Pour conserver leur légitimité d’artistes et dialoguer efficacement avec les techniciens qui les accompagneront, les auteurs ont tout intérêt à s’intéresser aux langages du numérique. Sans devenir des spécialistes, j’insiste sur l’importance d’expérimenter, de mener un travail de recherche. J’en profite pour rappeler le petit exercice consistant à publier de la BD en ligne au moyen de services web 2.0. L’objectif est de décomplexer les auteurs qui se montrent souvent trop préoccupés d’aboutir à un résultat parfaitement fini et professionnel. Un auteur dans le public assimile cela au fanzinat. C’est une démarche difficile pour des auteurs professionnels, que d’accepter de replonger dans une pratique qu’ils perçoivent comme amateur.

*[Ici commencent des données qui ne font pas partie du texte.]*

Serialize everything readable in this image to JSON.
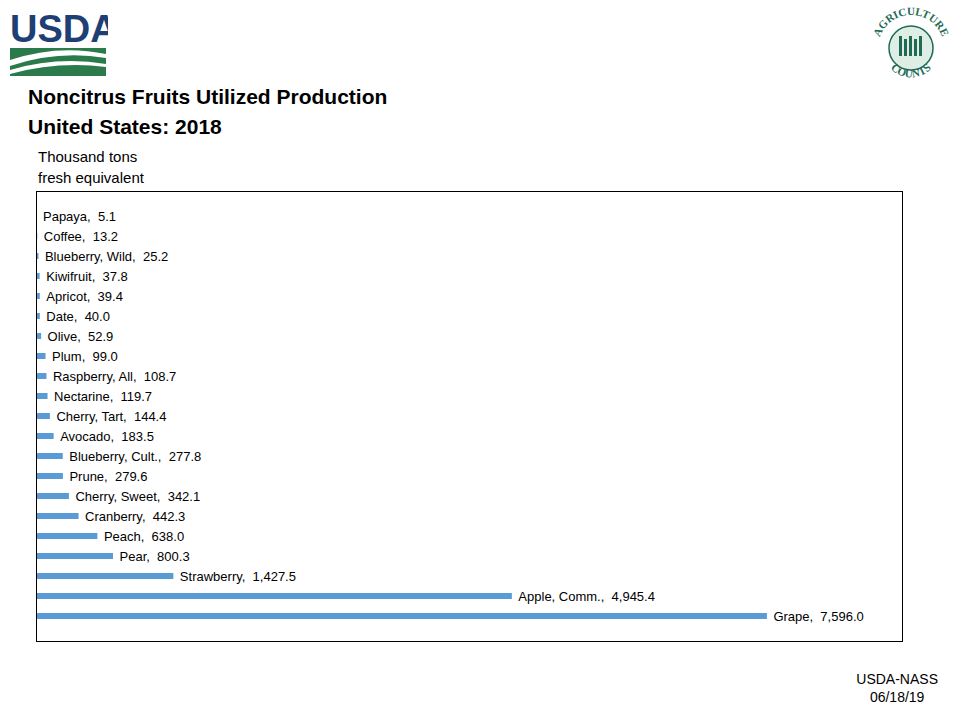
{
  "chart_data": {
    "type": "bar",
    "orientation": "horizontal",
    "title": "Noncitrus Fruits Utilized Production",
    "subtitle": "United States:  2018",
    "xlabel": "Thousand tons fresh equivalent",
    "categories": [
      "Papaya",
      "Coffee",
      "Blueberry, Wild",
      "Kiwifruit",
      "Apricot",
      "Date",
      "Olive",
      "Plum",
      "Raspberry, All",
      "Nectarine",
      "Cherry, Tart",
      "Avocado",
      "Blueberry, Cult.",
      "Prune",
      "Cherry, Sweet",
      "Cranberry",
      "Peach",
      "Pear",
      "Strawberry",
      "Apple, Comm.",
      "Grape"
    ],
    "values": [
      5.1,
      13.2,
      25.2,
      37.8,
      39.4,
      40.0,
      52.9,
      99.0,
      108.7,
      119.7,
      144.4,
      183.5,
      277.8,
      279.6,
      342.1,
      442.3,
      638.0,
      800.3,
      1427.5,
      4945.4,
      7596.0
    ],
    "value_labels": [
      "Papaya,  5.1",
      "Coffee,  13.2",
      "Blueberry, Wild,  25.2",
      "Kiwifruit,  37.8",
      "Apricot,  39.4",
      "Date,  40.0",
      "Olive,  52.9",
      "Plum,  99.0",
      "Raspberry, All,  108.7",
      "Nectarine,  119.7",
      "Cherry, Tart,  144.4",
      "Avocado,  183.5",
      "Blueberry, Cult.,  277.8",
      "Prune,  279.6",
      "Cherry, Sweet,  342.1",
      "Cranberry,  442.3",
      "Peach,  638.0",
      "Pear,  800.3",
      "Strawberry,  1,427.5",
      "Apple, Comm.,  4,945.4",
      "Grape,  7,596.0"
    ],
    "color": "#5b9bd5",
    "xlim": [
      0,
      9000
    ],
    "xticks": [],
    "grid": false,
    "data_labels": true,
    "tick_labels": false,
    "annotations": {
      "logo": "USDA",
      "badge_top": "AGRICULTURE",
      "badge_bottom": "COUNTS",
      "source": "USDA-NASS",
      "date": "06/18/19"
    }
  }
}
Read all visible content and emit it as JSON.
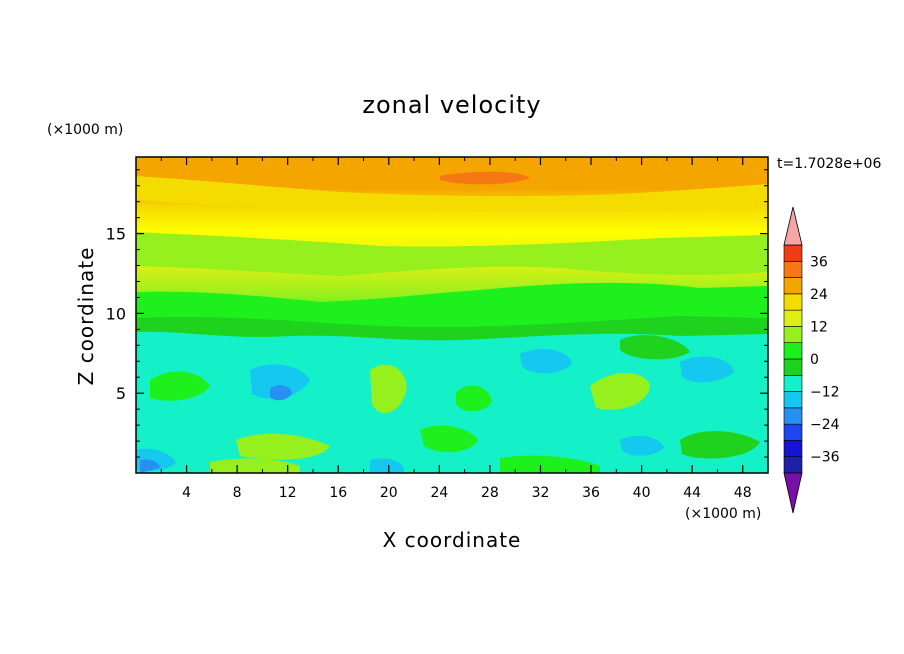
{
  "chart_data": {
    "type": "heatmap",
    "title": "zonal velocity",
    "xlabel": "X coordinate",
    "ylabel": "Z coordinate",
    "x_unit": "(×1000 m)",
    "z_unit": "(×1000 m)",
    "time_label": "t=1.7028e+06",
    "xlim": [
      0,
      50
    ],
    "ylim": [
      0,
      19.8
    ],
    "x_ticks": [
      4,
      8,
      12,
      16,
      20,
      24,
      28,
      32,
      36,
      40,
      44,
      48
    ],
    "y_ticks": [
      5,
      10,
      15
    ],
    "colorbar": {
      "levels": [
        -42,
        -36,
        -30,
        -24,
        -18,
        -12,
        -6,
        0,
        6,
        12,
        18,
        24,
        30,
        36,
        42
      ],
      "colors": [
        "#5a0a9e",
        "#1f1fa8",
        "#1414d2",
        "#1e46f0",
        "#2890f0",
        "#14c8f0",
        "#14f0c8",
        "#1ed21e",
        "#1ef01e",
        "#96f01e",
        "#dcf014",
        "#f5dc00",
        "#f5a500",
        "#f57814",
        "#f03c14",
        "#e61e1e"
      ],
      "under_color": "#7a0ea8",
      "over_color": "#f5a5a5",
      "tick_labels": [
        "36",
        "24",
        "12",
        "0",
        "−12",
        "−24",
        "−36"
      ],
      "tick_values": [
        36,
        24,
        12,
        0,
        -12,
        -24,
        -36
      ]
    },
    "field_description_bands_z": [
      {
        "z": 19.5,
        "u": 24
      },
      {
        "z": 18.0,
        "u": 21
      },
      {
        "z": 16.5,
        "u": 16
      },
      {
        "z": 15.0,
        "u": 13
      },
      {
        "z": 13.0,
        "u": 10
      },
      {
        "z": 11.0,
        "u": 4
      },
      {
        "z": 9.0,
        "u": -2
      },
      {
        "z": 6.0,
        "u": -5
      },
      {
        "z": 3.0,
        "u": -4
      },
      {
        "z": 0.5,
        "u": -6
      }
    ]
  }
}
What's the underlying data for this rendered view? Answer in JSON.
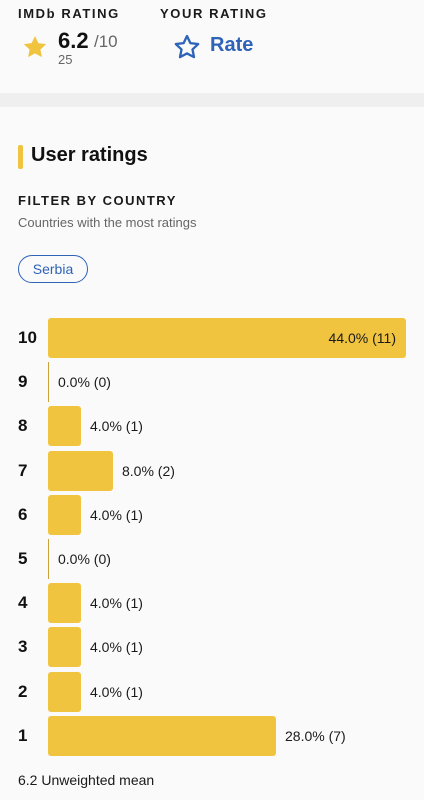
{
  "header": {
    "imdb_label": "IMDb RATING",
    "rating": "6.2",
    "rating_max": "/10",
    "vote_count": "25",
    "your_rating_label": "YOUR RATING",
    "rate_label": "Rate"
  },
  "section": {
    "title": "User ratings",
    "filter_heading": "FILTER BY COUNTRY",
    "filter_sub": "Countries with the most ratings",
    "country": "Serbia"
  },
  "colors": {
    "accent": "#f0c43f",
    "link": "#2e63b8"
  },
  "chart_data": {
    "type": "bar",
    "orientation": "horizontal",
    "categories": [
      "10",
      "9",
      "8",
      "7",
      "6",
      "5",
      "4",
      "3",
      "2",
      "1"
    ],
    "values": [
      44.0,
      0.0,
      4.0,
      8.0,
      4.0,
      0.0,
      4.0,
      4.0,
      4.0,
      28.0
    ],
    "counts": [
      11,
      0,
      1,
      2,
      1,
      0,
      1,
      1,
      1,
      7
    ],
    "data_labels": [
      "44.0% (11)",
      "0.0% (0)",
      "4.0% (1)",
      "8.0% (2)",
      "4.0% (1)",
      "0.0% (0)",
      "4.0% (1)",
      "4.0% (1)",
      "4.0% (1)",
      "28.0% (7)"
    ]
  },
  "footer": {
    "mean_text": "6.2 Unweighted mean"
  }
}
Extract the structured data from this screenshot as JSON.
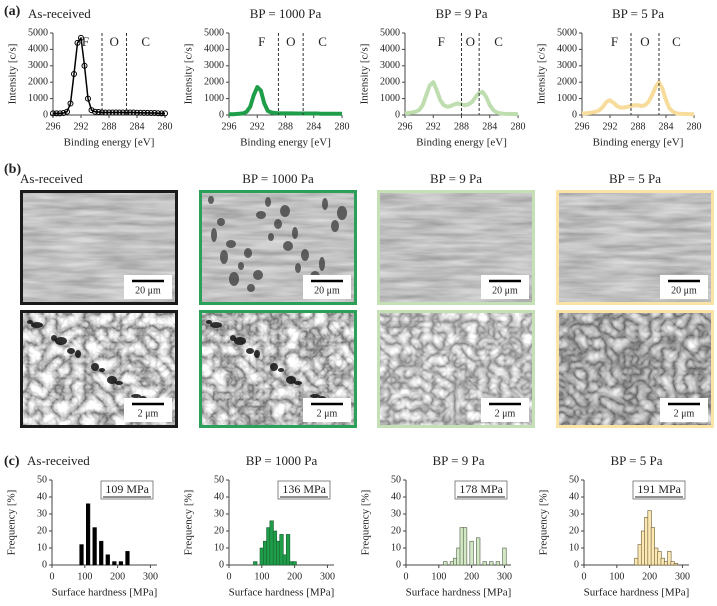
{
  "panel_labels": [
    "(a)",
    "(b)",
    "(c)"
  ],
  "chart_data": [
    {
      "type": "line",
      "title": "As-received",
      "xlabel": "Binding energy [eV]",
      "ylabel": "Intensity [c/s]",
      "x": [
        296,
        295.5,
        295,
        294.5,
        294,
        293.5,
        293,
        292.5,
        292,
        291.5,
        291,
        290.5,
        290,
        289.5,
        289,
        288.5,
        288,
        287.5,
        287,
        286.5,
        286,
        285.5,
        285,
        284.5,
        284,
        283.5,
        283,
        282.5,
        282,
        281.5,
        281,
        280.5,
        280
      ],
      "series": [
        {
          "color": "#000000",
          "values": [
            100,
            100,
            100,
            120,
            200,
            700,
            2500,
            4400,
            4700,
            3000,
            1000,
            300,
            200,
            180,
            160,
            150,
            150,
            150,
            150,
            150,
            150,
            150,
            150,
            150,
            140,
            140,
            130,
            130,
            120,
            120,
            110,
            100,
            100
          ]
        }
      ],
      "markers": true,
      "xlim": [
        296,
        280
      ],
      "xticks": [
        296,
        292,
        288,
        284,
        280
      ],
      "ylim": [
        0,
        5000
      ],
      "yticks": [
        0,
        1000,
        2000,
        3000,
        4000,
        5000
      ],
      "dividers": [
        289,
        285.5
      ],
      "regions": [
        "F",
        "O",
        "C"
      ]
    },
    {
      "type": "line",
      "title": "BP = 1000 Pa",
      "xlabel": "Binding energy [eV]",
      "ylabel": "Intensity [c/s]",
      "x": [
        296,
        295.5,
        295,
        294.5,
        294,
        293.5,
        293,
        292.5,
        292,
        291.5,
        291,
        290.5,
        290,
        289.5,
        289,
        288.5,
        288,
        287.5,
        287,
        286.5,
        286,
        285.5,
        285,
        284.5,
        284,
        283.5,
        283,
        282.5,
        282,
        281.5,
        281,
        280.5,
        280
      ],
      "series": [
        {
          "color": "#1f9e4a",
          "values": [
            50,
            50,
            60,
            80,
            100,
            200,
            500,
            1200,
            1700,
            1500,
            700,
            250,
            150,
            120,
            100,
            100,
            100,
            100,
            100,
            90,
            90,
            90,
            90,
            90,
            90,
            90,
            80,
            80,
            80,
            80,
            80,
            80,
            80
          ]
        }
      ],
      "markers": false,
      "xlim": [
        296,
        280
      ],
      "xticks": [
        296,
        292,
        288,
        284,
        280
      ],
      "ylim": [
        0,
        5000
      ],
      "yticks": [
        0,
        1000,
        2000,
        3000,
        4000,
        5000
      ],
      "dividers": [
        289,
        285.5
      ],
      "regions": [
        "F",
        "O",
        "C"
      ]
    },
    {
      "type": "line",
      "title": "BP = 9 Pa",
      "xlabel": "Binding energy [eV]",
      "ylabel": "Intensity [c/s]",
      "x": [
        296,
        295.5,
        295,
        294.5,
        294,
        293.5,
        293,
        292.5,
        292,
        291.5,
        291,
        290.5,
        290,
        289.5,
        289,
        288.5,
        288,
        287.5,
        287,
        286.5,
        286,
        285.5,
        285,
        284.5,
        284,
        283.5,
        283,
        282.5,
        282,
        281.5,
        281,
        280.5,
        280
      ],
      "series": [
        {
          "color": "#bfdeb0",
          "values": [
            100,
            120,
            150,
            200,
            300,
            600,
            1200,
            1800,
            2000,
            1500,
            900,
            600,
            500,
            550,
            650,
            700,
            650,
            600,
            650,
            800,
            1100,
            1350,
            1400,
            1100,
            600,
            300,
            150,
            100,
            80,
            70,
            60,
            60,
            50
          ]
        }
      ],
      "markers": false,
      "xlim": [
        296,
        280
      ],
      "xticks": [
        296,
        292,
        288,
        284,
        280
      ],
      "ylim": [
        0,
        5000
      ],
      "yticks": [
        0,
        1000,
        2000,
        3000,
        4000,
        5000
      ],
      "dividers": [
        288,
        285.5
      ],
      "regions": [
        "F",
        "O",
        "C"
      ]
    },
    {
      "type": "line",
      "title": "BP = 5 Pa",
      "xlabel": "Binding energy [eV]",
      "ylabel": "Intensity [c/s]",
      "x": [
        296,
        295.5,
        295,
        294.5,
        294,
        293.5,
        293,
        292.5,
        292,
        291.5,
        291,
        290.5,
        290,
        289.5,
        289,
        288.5,
        288,
        287.5,
        287,
        286.5,
        286,
        285.5,
        285,
        284.5,
        284,
        283.5,
        283,
        282.5,
        282,
        281.5,
        281,
        280.5,
        280
      ],
      "series": [
        {
          "color": "#f7dc9c",
          "values": [
            100,
            100,
            120,
            150,
            200,
            300,
            500,
            800,
            900,
            750,
            550,
            450,
            450,
            500,
            550,
            600,
            600,
            550,
            600,
            800,
            1200,
            1700,
            2000,
            1600,
            900,
            400,
            200,
            100,
            80,
            70,
            60,
            50,
            50
          ]
        }
      ],
      "markers": false,
      "xlim": [
        296,
        280
      ],
      "xticks": [
        296,
        292,
        288,
        284,
        280
      ],
      "ylim": [
        0,
        5000
      ],
      "yticks": [
        0,
        1000,
        2000,
        3000,
        4000,
        5000
      ],
      "dividers": [
        289,
        285
      ],
      "regions": [
        "F",
        "O",
        "C"
      ]
    },
    {
      "type": "bar",
      "title": "As-received",
      "xlabel": "Surface hardness  [MPa]",
      "ylabel": "Frequency [%]",
      "annotation": "109 MPa",
      "x": [
        90,
        110,
        130,
        150,
        170,
        190,
        210,
        230
      ],
      "values": [
        12,
        36,
        22,
        14,
        6,
        2,
        2,
        8
      ],
      "color": "#000000",
      "edgecolor": "#000000",
      "xlim": [
        0,
        320
      ],
      "xticks": [
        0,
        100,
        200,
        300
      ],
      "ylim": [
        0,
        50
      ],
      "yticks": [
        0,
        10,
        20,
        30,
        40,
        50
      ]
    },
    {
      "type": "bar",
      "title": "BP = 1000 Pa",
      "xlabel": "Surface hardness  [MPa]",
      "ylabel": "Frequency [%]",
      "annotation": "136 MPa",
      "x": [
        80,
        100,
        110,
        120,
        130,
        140,
        150,
        160,
        170,
        180,
        190,
        200
      ],
      "values": [
        2,
        10,
        14,
        22,
        26,
        20,
        14,
        18,
        6,
        18,
        2,
        2
      ],
      "color": "#1f9e4a",
      "edgecolor": "#1b5e30",
      "xlim": [
        0,
        320
      ],
      "xticks": [
        0,
        100,
        200,
        300
      ],
      "ylim": [
        0,
        50
      ],
      "yticks": [
        0,
        10,
        20,
        30,
        40,
        50
      ]
    },
    {
      "type": "bar",
      "title": "BP = 9 Pa",
      "xlabel": "Surface hardness  [MPa]",
      "ylabel": "Frequency [%]",
      "annotation": "178 MPa",
      "x": [
        120,
        140,
        150,
        160,
        170,
        180,
        200,
        220,
        240,
        260,
        280,
        300
      ],
      "values": [
        2,
        2,
        4,
        10,
        22,
        22,
        14,
        16,
        2,
        2,
        2,
        10
      ],
      "color": "#d2e8c6",
      "edgecolor": "#4d5e40",
      "xlim": [
        0,
        320
      ],
      "xticks": [
        0,
        100,
        200,
        300
      ],
      "ylim": [
        0,
        50
      ],
      "yticks": [
        0,
        10,
        20,
        30,
        40,
        50
      ]
    },
    {
      "type": "bar",
      "title": "BP = 5 Pa",
      "xlabel": "Surface hardness  [MPa]",
      "ylabel": "Frequency [%]",
      "annotation": "191 MPa",
      "x": [
        160,
        170,
        180,
        190,
        200,
        210,
        220,
        230,
        240,
        250,
        260,
        270,
        280
      ],
      "values": [
        4,
        12,
        20,
        28,
        32,
        22,
        10,
        8,
        4,
        2,
        8,
        2,
        1
      ],
      "color": "#fbe8b4",
      "edgecolor": "#6b5a30",
      "xlim": [
        0,
        320
      ],
      "xticks": [
        0,
        100,
        200,
        300
      ],
      "ylim": [
        0,
        50
      ],
      "yticks": [
        0,
        10,
        20,
        30,
        40,
        50
      ]
    }
  ],
  "sem": {
    "columns": [
      {
        "title": "As-received",
        "scale_top": "20 μm",
        "scale_bottom": "2 μm",
        "border": "#1a1a1a"
      },
      {
        "title": "BP = 1000 Pa",
        "scale_top": "20 μm",
        "scale_bottom": "2 μm",
        "border": "#2ca05a"
      },
      {
        "title": "BP = 9 Pa",
        "scale_top": "20 μm",
        "scale_bottom": "2 μm",
        "border": "#c5e0b4"
      },
      {
        "title": "BP = 5 Pa",
        "scale_top": "20 μm",
        "scale_bottom": "2 μm",
        "border": "#fbe3a8"
      }
    ]
  }
}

Les éditeurs aussi sont appelés à de telles remises en question. Yannick Lejeune évoque plusieurs projets des éditions Delcourt qui accompagnent des auteurs dans des projets expérimentaux. C’est une prise de risque pour chacune des parties : l’éditeur consent des à-valoir ou une cession de droits courte avec un pourcentage important, tandis que l’auteur est conscient que le marché n’est pas encore mûr et que la rentabilité ne sera sans doute pas au rendez-vous.

Les éditeurs ont-ils encore les moyens de survivre ?

Google, Amazon ou Apple font miroiter des pourcentages importants aux auteurs qui passeront par eux sans l’intermédiaire d’un éditeur.

Pour Yannick Lejeune, l’éditeur conserve toute sa légimité. Il apporte une plus-value, en particulier dans le marketing. Tout le problème est de montrer à l’auteur que l’éditeur est un « exploitant » de ses droits et non un « exploiteur ». Aujourd’hui, les auteurs remettent en question le partage des droits. Le risque est que certains auteurs de renom prennent leur indépendance et fragilisent l’édition des auteurs de moindre envergure. L’auto-édition fonctionne surtout pour ceux qui ont les moyens d’en prendre des risques.

Dans tous les cas, des filtres seront toujours nécessaires pour accompagner les lecteurs. Les éditeurs et les libraires tiennent ce rôle, tandis que Google et consors ne le tiendront jamais. Yannick Lejeune enfonce le clou : « le tri par le peuple est une blague », pour preuve le Festiblog ou Pénéloppe Jolicoeur doivent en grande partie leur réussite à une excellente connaissance du marketing et des réseaux susceptibles de nourrir le buzz.

Je m’interroge sur le manque flagrant d’espaces conviviaux pour aider les lecteurs à découvrir des BD. Grégoire Seguin m’informe que les libraires disposent des outils pour développer une activité prescriptive sur le web. Comme le rappelle Yannick Lejeune, Izneo n’a pas ce potentiel car c’est un organe de diffusion bridé par les intérêts divergents de la douzaine d’éditeurs impliqués.

Les auteurs peuvent-ils envisager de se passer des éditeurs ?

Tout le problème réside dans ce que les auteurs sont prêts à assumer autour de la création de bande dessinée : marketing, suivi de produit, etc. Yannick Lejeune envisage un modèle d’agence, avec une palette de compétences à la carte pour que l’auteur puisse déterminer ce qui lui est nécessaire.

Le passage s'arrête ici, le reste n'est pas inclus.